Opposition parties unite to have Zuma removed from office
Democratic Alliance leader Mmusi Maimane says this is not an anti-African National Congress (ANC) agenda but an anti-Zuma move.
JOHANNESBURG – Opposition parties have united in a push to remove President Jacob Zuma from office.
Representatives from the Economic Freedom Fighters (EFF), Democratic Alliance (DA), United Democratic Movement (UDM), Congress of the People, Inkatha Freedom Party, African Christian Democratic Party and other parties met in Johannesburg on Monday to formulate a plan to get Zuma out of office.

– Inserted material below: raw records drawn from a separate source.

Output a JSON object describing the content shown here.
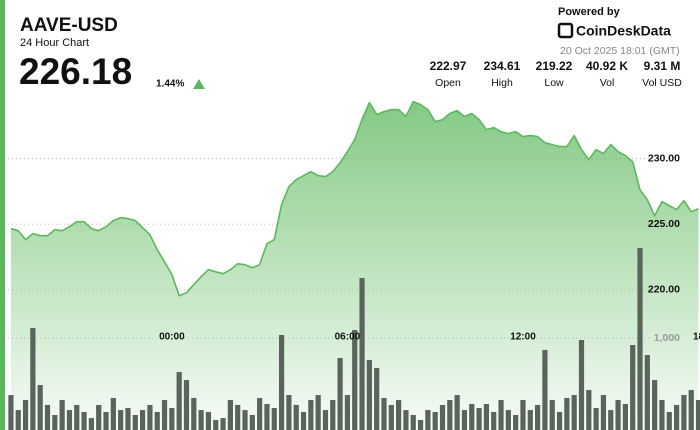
{
  "chart_data": {
    "type": "area",
    "title": "AAVE-USD",
    "subtitle": "24 Hour Chart",
    "last_price": 226.18,
    "change": "1.44%",
    "powered_by": "Powered by",
    "brand": "CoinDeskData",
    "timestamp": "20 Oct 2025 18:01 (GMT)",
    "stats": [
      {
        "value": "222.97",
        "label": "Open"
      },
      {
        "value": "234.61",
        "label": "High"
      },
      {
        "value": "219.22",
        "label": "Low"
      },
      {
        "value": "40.92 K",
        "label": "Vol"
      },
      {
        "value": "9.31 M",
        "label": "Vol USD"
      }
    ],
    "x": [
      -5.5,
      -5.25,
      -5,
      -4.75,
      -4.5,
      -4.25,
      -4,
      -3.75,
      -3.5,
      -3.25,
      -3,
      -2.75,
      -2.5,
      -2.25,
      -2,
      -1.75,
      -1.5,
      -1.25,
      -1,
      -0.75,
      -0.5,
      -0.25,
      0,
      0.25,
      0.5,
      0.75,
      1,
      1.25,
      1.5,
      1.75,
      2,
      2.25,
      2.5,
      2.75,
      3,
      3.25,
      3.5,
      3.75,
      4,
      4.25,
      4.5,
      4.75,
      5,
      5.25,
      5.5,
      5.75,
      6,
      6.25,
      6.5,
      6.75,
      7,
      7.25,
      7.5,
      7.75,
      8,
      8.25,
      8.5,
      8.75,
      9,
      9.25,
      9.5,
      9.75,
      10,
      10.25,
      10.5,
      10.75,
      11,
      11.25,
      11.5,
      11.75,
      12,
      12.25,
      12.5,
      12.75,
      13,
      13.25,
      13.5,
      13.75,
      14,
      14.25,
      14.5,
      14.75,
      15,
      15.25,
      15.5,
      15.75,
      16,
      16.25,
      16.5,
      16.75,
      17,
      17.25,
      17.5,
      17.75,
      18
    ],
    "xlim": [
      -5.6,
      18.05
    ],
    "xticks": [
      {
        "value": 0,
        "label": "00:00"
      },
      {
        "value": 6,
        "label": "06:00"
      },
      {
        "value": 12,
        "label": "12:00"
      },
      {
        "value": 18,
        "label": "18"
      }
    ],
    "ylim": [
      209.3,
      242.1
    ],
    "yticks": [
      {
        "value": 230,
        "label": "230.00"
      },
      {
        "value": 225,
        "label": "225.00"
      },
      {
        "value": 220,
        "label": "220.00"
      }
    ],
    "y2lim": [
      0,
      4674
    ],
    "y2ticks": [
      {
        "value": 1000,
        "label": "1,000"
      }
    ],
    "grid": true,
    "series": [
      {
        "color": "#5cb85c",
        "values": [
          224.66,
          224.5,
          223.82,
          224.27,
          224.12,
          224.12,
          224.58,
          224.5,
          224.81,
          225.19,
          225.19,
          224.66,
          224.5,
          224.81,
          225.27,
          225.5,
          225.42,
          225.27,
          224.73,
          224.2,
          223.05,
          222.14,
          221.15,
          219.54,
          219.77,
          220.38,
          220.99,
          221.53,
          221.37,
          221.22,
          221.53,
          221.98,
          221.91,
          221.68,
          221.91,
          223.51,
          223.82,
          226.49,
          227.86,
          228.4,
          228.7,
          229.01,
          228.7,
          228.63,
          229.01,
          229.69,
          230.53,
          231.45,
          232.98,
          234.27,
          233.36,
          233.59,
          233.74,
          233.74,
          233.21,
          234.35,
          234.12,
          233.74,
          232.82,
          232.98,
          233.44,
          233.66,
          233.21,
          233.44,
          232.98,
          232.21,
          232.37,
          232.06,
          231.91,
          232.06,
          231.68,
          231.76,
          231.68,
          231.22,
          231.07,
          230.92,
          230.92,
          231.76,
          230.69,
          229.92,
          230.69,
          230.38,
          231.07,
          230.53,
          230.23,
          229.77,
          227.63,
          226.87,
          225.65,
          226.72,
          226.41,
          226.11,
          226.79,
          225.95,
          226.18
        ]
      },
      {
        "color": "#59655a",
        "axis": "y2",
        "values": [
          380,
          217,
          326,
          1109,
          489,
          272,
          163,
          326,
          217,
          272,
          196,
          130,
          272,
          196,
          348,
          217,
          239,
          163,
          217,
          272,
          196,
          326,
          239,
          630,
          543,
          348,
          217,
          196,
          109,
          130,
          326,
          272,
          217,
          163,
          348,
          283,
          239,
          1033,
          380,
          272,
          196,
          326,
          380,
          217,
          326,
          783,
          380,
          1087,
          1652,
          761,
          674,
          348,
          272,
          326,
          217,
          163,
          109,
          217,
          196,
          272,
          326,
          380,
          217,
          283,
          239,
          283,
          196,
          326,
          217,
          163,
          326,
          217,
          272,
          870,
          326,
          196,
          348,
          380,
          978,
          435,
          239,
          380,
          217,
          326,
          283,
          924,
          1978,
          815,
          543,
          326,
          196,
          272,
          380,
          435,
          326
        ]
      }
    ]
  }
}
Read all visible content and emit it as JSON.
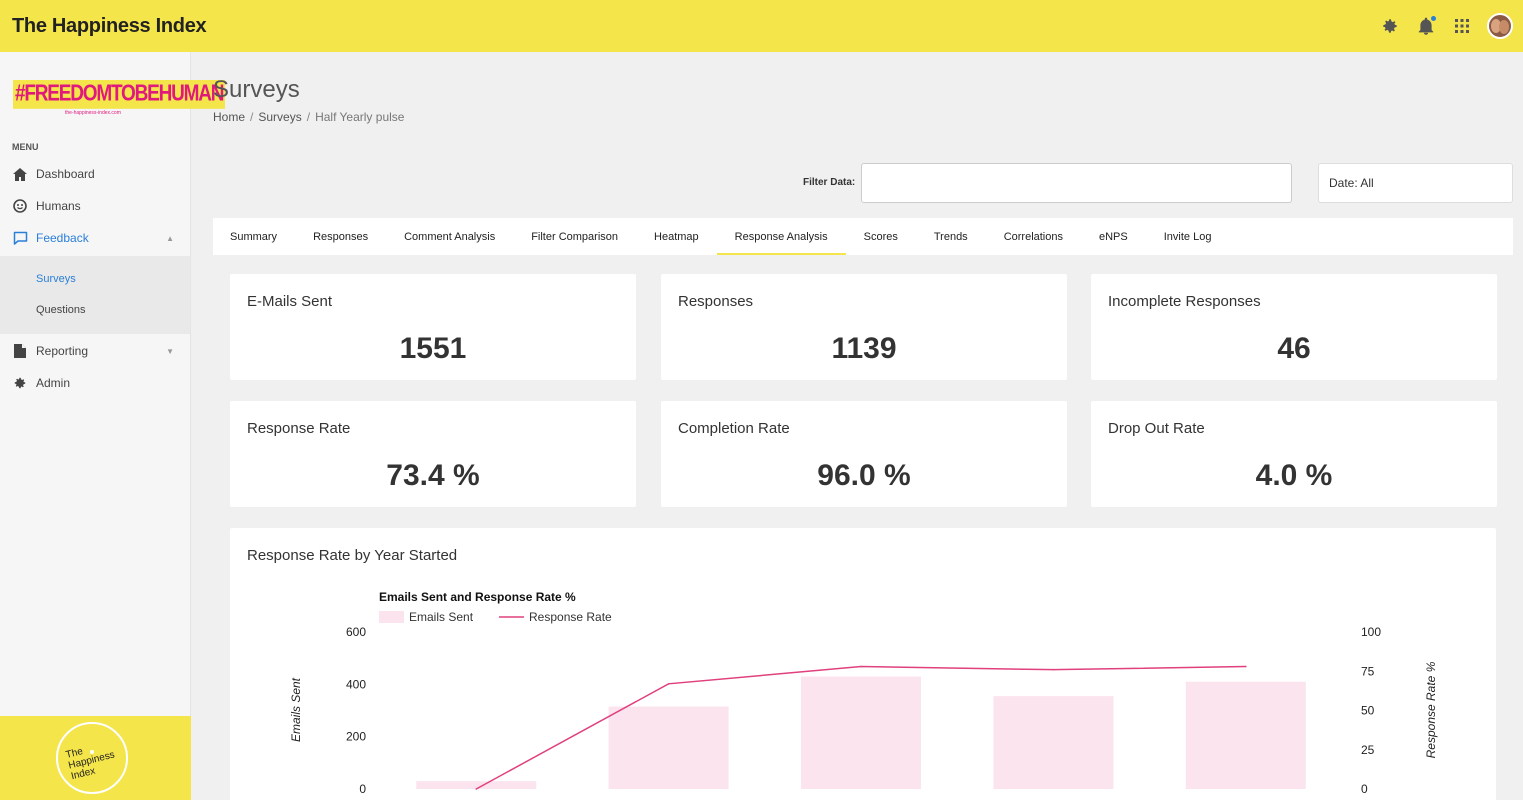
{
  "app": {
    "title": "The Happiness Index"
  },
  "sidebar": {
    "brand": {
      "main": "#FREEDOMTOBEHUMAN",
      "sub": "the-happiness-index.com"
    },
    "menu_heading": "MENU",
    "items": [
      {
        "label": "Dashboard",
        "icon": "home-icon"
      },
      {
        "label": "Humans",
        "icon": "smiley-icon"
      },
      {
        "label": "Feedback",
        "icon": "chat-icon"
      },
      {
        "label": "Reporting",
        "icon": "document-icon"
      },
      {
        "label": "Admin",
        "icon": "gear-icon"
      }
    ],
    "submenu": [
      {
        "label": "Surveys"
      },
      {
        "label": "Questions"
      }
    ],
    "footer_logo": {
      "line1": "The",
      "line2": "Happiness",
      "line3": "Index"
    }
  },
  "page": {
    "title": "Surveys",
    "breadcrumb": [
      "Home",
      "Surveys",
      "Half Yearly pulse"
    ]
  },
  "filter": {
    "label": "Filter Data:",
    "value": "",
    "date_label": "Date: All"
  },
  "tabs": [
    "Summary",
    "Responses",
    "Comment Analysis",
    "Filter Comparison",
    "Heatmap",
    "Response Analysis",
    "Scores",
    "Trends",
    "Correlations",
    "eNPS",
    "Invite Log"
  ],
  "active_tab": "Response Analysis",
  "stats": [
    {
      "label": "E-Mails Sent",
      "value": "1551"
    },
    {
      "label": "Responses",
      "value": "1139"
    },
    {
      "label": "Incomplete Responses",
      "value": "46"
    },
    {
      "label": "Response Rate",
      "value": "73.4 %"
    },
    {
      "label": "Completion Rate",
      "value": "96.0 %"
    },
    {
      "label": "Drop Out Rate",
      "value": "4.0 %"
    }
  ],
  "chart_card": {
    "title": "Response Rate by Year Started"
  },
  "colors": {
    "accent": "#f4e54a",
    "link": "#2a7fd8",
    "bar": "#fce4ef",
    "line": "#e0407d"
  },
  "chart_data": {
    "type": "bar",
    "title": "Emails Sent and Response Rate %",
    "legend": [
      "Emails Sent",
      "Response Rate"
    ],
    "categories": [
      "",
      "",
      "",
      "",
      ""
    ],
    "series": [
      {
        "name": "Emails Sent",
        "axis": "left",
        "values": [
          30,
          315,
          430,
          355,
          410
        ]
      },
      {
        "name": "Response Rate",
        "axis": "right",
        "type": "line",
        "values": [
          0,
          67,
          78,
          76,
          78
        ]
      }
    ],
    "ylabel": "Emails Sent",
    "y2label": "Response Rate %",
    "ylim": [
      0,
      600
    ],
    "y2lim": [
      0,
      100
    ],
    "yticks": [
      "0",
      "200",
      "400",
      "600"
    ],
    "y2ticks": [
      "0",
      "25",
      "50",
      "75",
      "100"
    ]
  }
}
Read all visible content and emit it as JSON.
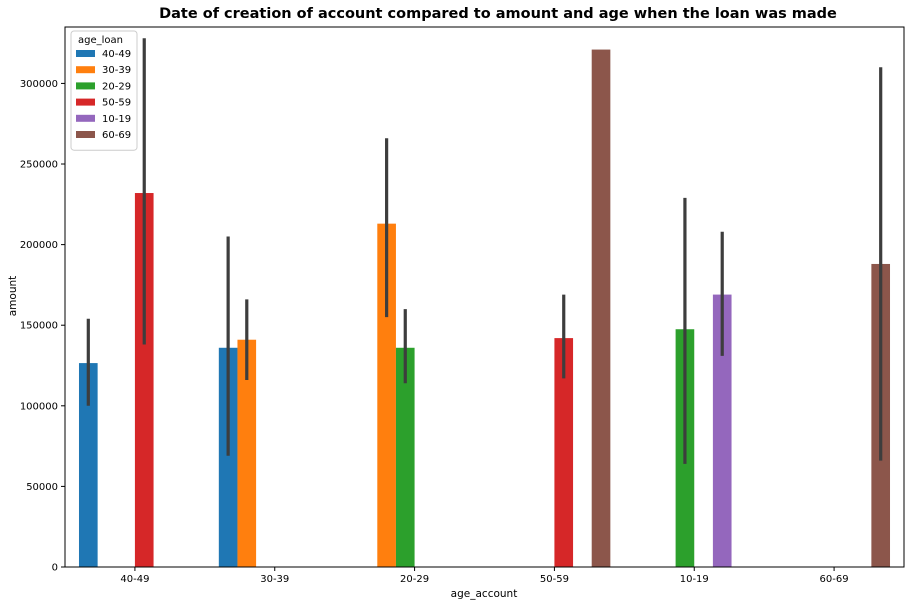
{
  "chart_data": {
    "type": "bar",
    "title": "Date of creation of account compared to amount and age when the loan was made",
    "xlabel": "age_account",
    "ylabel": "amount",
    "categories": [
      "40-49",
      "30-39",
      "20-29",
      "50-59",
      "10-19",
      "60-69"
    ],
    "ylim": [
      0,
      335000
    ],
    "yticks": [
      0,
      50000,
      100000,
      150000,
      200000,
      250000,
      300000
    ],
    "legend": {
      "title": "age_loan",
      "placement": "top-left"
    },
    "series": [
      {
        "name": "40-49",
        "color": "#1f77b4",
        "values": [
          126500,
          136000,
          null,
          null,
          null,
          null
        ],
        "err_low": [
          100000,
          69000,
          null,
          null,
          null,
          null
        ],
        "err_high": [
          154000,
          205000,
          null,
          null,
          null,
          null
        ]
      },
      {
        "name": "30-39",
        "color": "#ff7f0e",
        "values": [
          null,
          141000,
          213000,
          null,
          null,
          null
        ],
        "err_low": [
          null,
          116000,
          155000,
          null,
          null,
          null
        ],
        "err_high": [
          null,
          166000,
          266000,
          null,
          null,
          null
        ]
      },
      {
        "name": "20-29",
        "color": "#2ca02c",
        "values": [
          null,
          null,
          136000,
          null,
          147500,
          null
        ],
        "err_low": [
          null,
          null,
          114000,
          null,
          64000,
          null
        ],
        "err_high": [
          null,
          null,
          160000,
          null,
          229000,
          null
        ]
      },
      {
        "name": "50-59",
        "color": "#d62728",
        "values": [
          232000,
          null,
          null,
          142000,
          null,
          null
        ],
        "err_low": [
          138000,
          null,
          null,
          117000,
          null,
          null
        ],
        "err_high": [
          328000,
          null,
          null,
          169000,
          null,
          null
        ]
      },
      {
        "name": "10-19",
        "color": "#9467bd",
        "values": [
          null,
          null,
          null,
          null,
          169000,
          null
        ],
        "err_low": [
          null,
          null,
          null,
          null,
          131000,
          null
        ],
        "err_high": [
          null,
          null,
          null,
          null,
          208000,
          null
        ]
      },
      {
        "name": "60-69",
        "color": "#8c564b",
        "values": [
          null,
          null,
          null,
          321000,
          null,
          188000
        ],
        "err_low": [
          null,
          null,
          null,
          null,
          null,
          66000
        ],
        "err_high": [
          null,
          null,
          null,
          null,
          null,
          310000
        ]
      }
    ]
  }
}
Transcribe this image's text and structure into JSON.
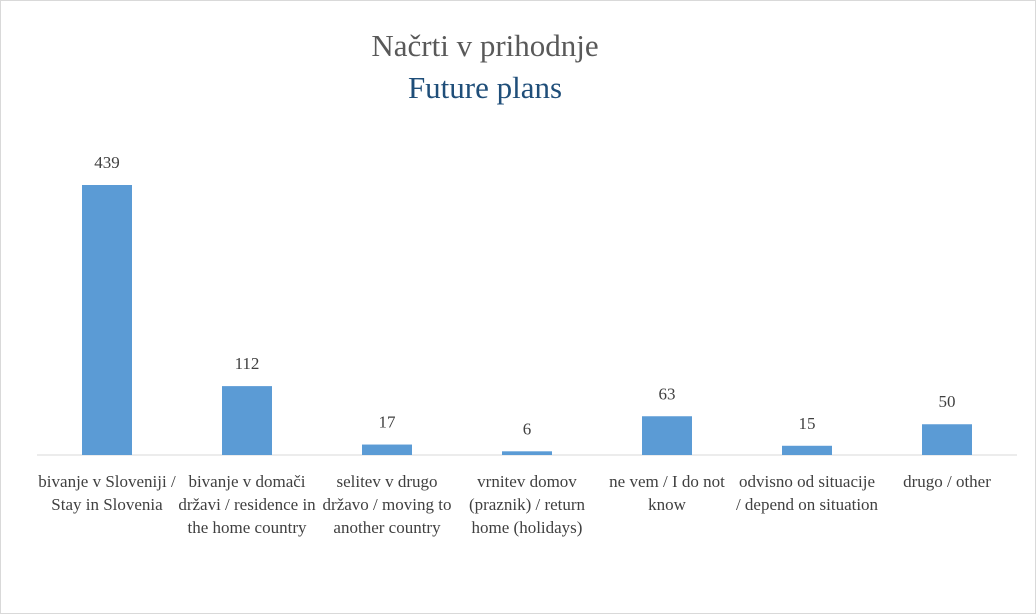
{
  "chart_data": {
    "type": "bar",
    "title": "Načrti v prihodnje",
    "subtitle": "Future plans",
    "categories": [
      "bivanje v Sloveniji / Stay in Slovenia",
      "bivanje v domači državi / residence in the home country",
      "selitev v drugo državo / moving to another country",
      "vrnitev domov (praznik) / return home (holidays)",
      "ne vem / I do not know",
      "odvisno od situacije / depend on situation",
      "drugo / other"
    ],
    "values": [
      439,
      112,
      17,
      6,
      63,
      15,
      50
    ],
    "color": "#5b9bd5"
  }
}
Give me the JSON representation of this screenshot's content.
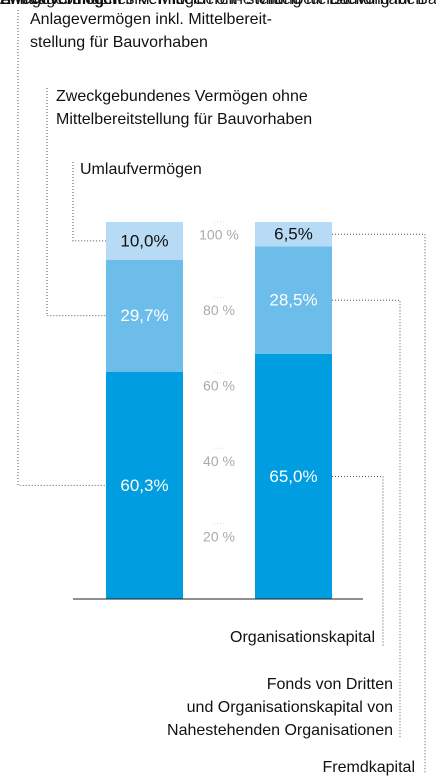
{
  "chart_data": {
    "type": "bar",
    "stacked": true,
    "categories": [
      null,
      null
    ],
    "ylim": [
      0,
      100
    ],
    "yticks": [
      {
        "value": 20,
        "label": "20 %"
      },
      {
        "value": 40,
        "label": "40 %"
      },
      {
        "value": 60,
        "label": "60 %"
      },
      {
        "value": 80,
        "label": "80 %"
      },
      {
        "value": 100,
        "label": "100 %"
      }
    ],
    "series": [
      {
        "name": "Anlagevermögen inkl. Mittelbereit-\nstellung für Bauvorhaben",
        "color": "#009ee0",
        "values": [
          60.3,
          null
        ],
        "value_labels": [
          "60,3%",
          null
        ]
      },
      {
        "name": "Zweckgebundenes Vermögen ohne\nMittelbereitstellung für Bauvorhaben",
        "color": "#6cbdea",
        "values": [
          29.7,
          null
        ],
        "value_labels": [
          "29,7%",
          null
        ]
      },
      {
        "name": "Umlaufvermögen",
        "color": "#b7dbf4",
        "values": [
          10.0,
          null
        ],
        "value_labels": [
          "10,0%",
          null
        ]
      },
      {
        "name": "Organisationskapital",
        "color": "#009ee0",
        "values": [
          null,
          65.0
        ],
        "value_labels": [
          null,
          "65,0%"
        ]
      },
      {
        "name": "Fonds von Dritten\nund Organisationskapital von\nNahestehenden Organisationen",
        "color": "#6cbdea",
        "values": [
          null,
          28.5
        ],
        "value_labels": [
          null,
          "28,5%"
        ]
      },
      {
        "name": "Fremdkapital",
        "color": "#b7dbf4",
        "values": [
          null,
          6.5
        ],
        "value_labels": [
          null,
          "6,5%"
        ]
      }
    ]
  }
}
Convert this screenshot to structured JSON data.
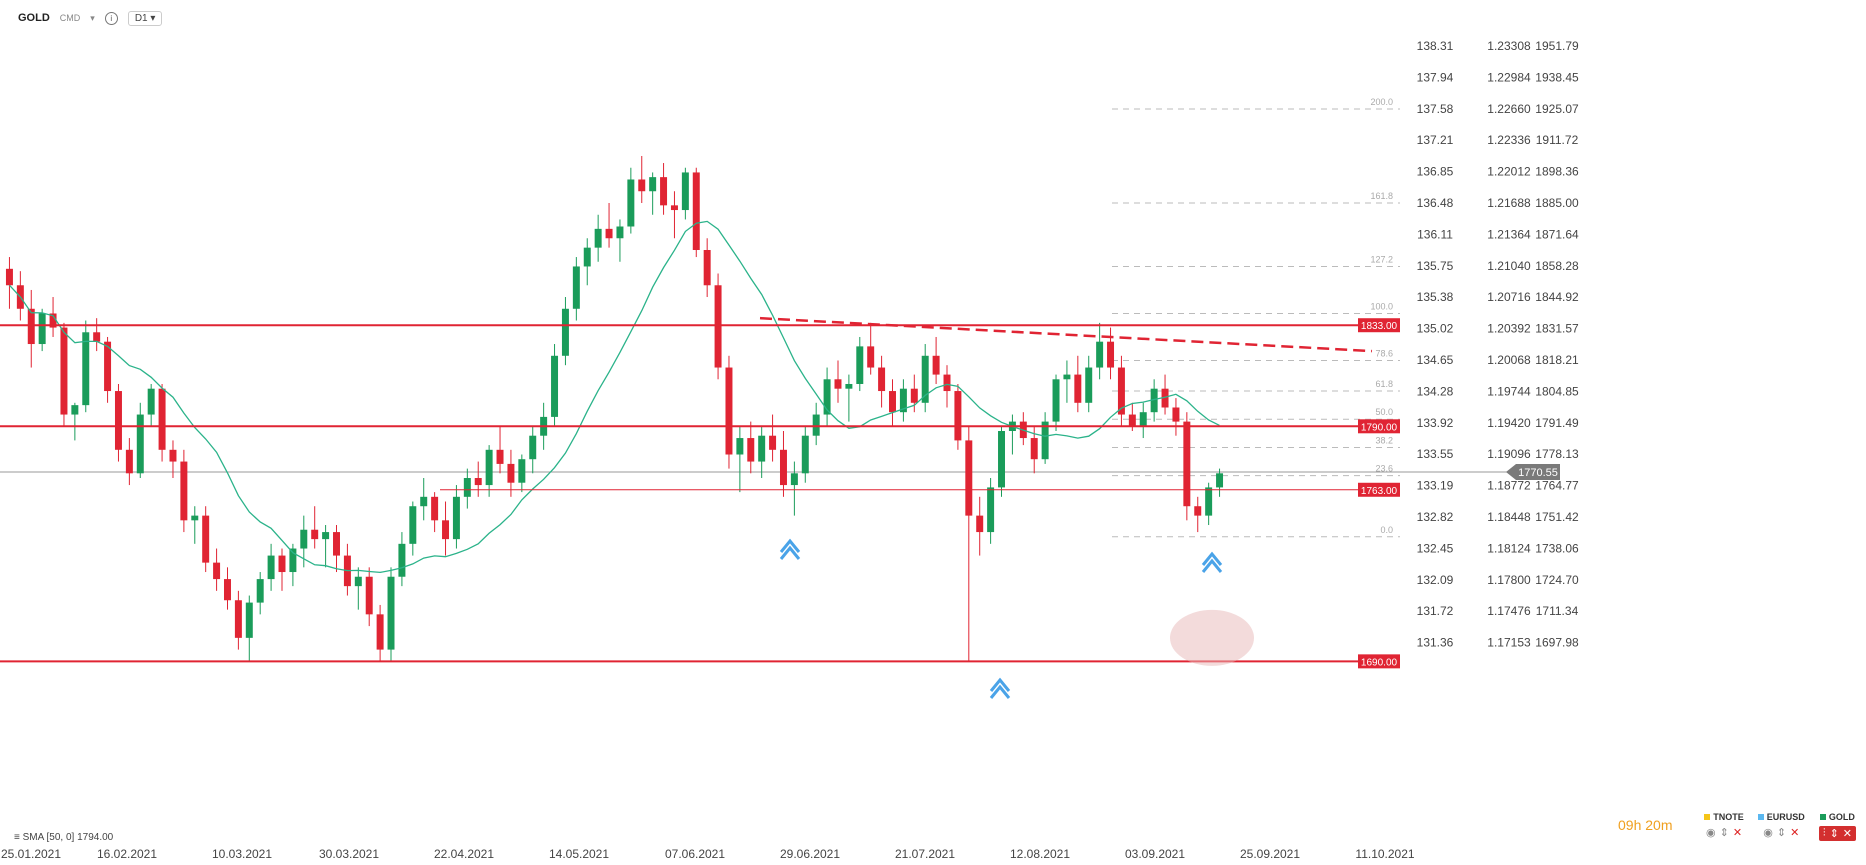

Some parties have turned to the courts, while others have filed a motion of no confidence in Zuma.
The EFF’s Dali Mpofu says: “Whether it’s the vote of no confidence, whether it’s this or the court action, our aim is to galvanise society to say that enough is enough.”
At the same time, DA leader Mmusi Maimane, agreeing with Mpofu, says this is not an anti-African National Congress (ANC) agenda but anti-Zuma.
“Nobody is calling for the regime change. We’re very clear that we want somebody that will uphold the Constitution, will ensure that they govern for the interest of the people of South Africa, that’s the suitability criteria.
“And therefore, subsequent to that, I’m sure consultations will take place and nomination will be put forward.”
The IFP’s Albert Mncwango says: “The fact that this debate is not an academic exercise, we can never be wrong because we’re dead serious about the crisis that the country finds itself in.”
BUTHELEZI DISCOURAGES DA
IFP president Mangosuthu Buthelezi said South Africa is at a crossroads and the current crisis will have deep repercussions.
Buthelezi said leaders of opposition parties met in Johannesburg on Monday, where they discussed how to avert a disaster, as a result of what he says is the president failing the country.
The IFP leader has strongly discouraged mass action and has instead called for other avenues to be explored first.
Buthelezi said he has discouraged the DA from marching to the ANC headquarters, Luthuli House, because this will be seen as a provocative act.
“When believing itself to be under siege, the ANC will close its ranks and any ANC leader who may have begun listening to their conscience will listen to the louder voice of what they see as imminent danger.”
The IFP leader said the country must allow things to play out before taking decisions based on emotions.
“The IFP supports mass action, of course, we support the call to march to the Union Bulidings as suggested. But we believe that mass action should be the last resort as we have not yet seen the results of the request to the Speaker of Parliament.”
The IFP leader has called for calm and for a rational approach, emphasising that whatever happens next could see the loss of life.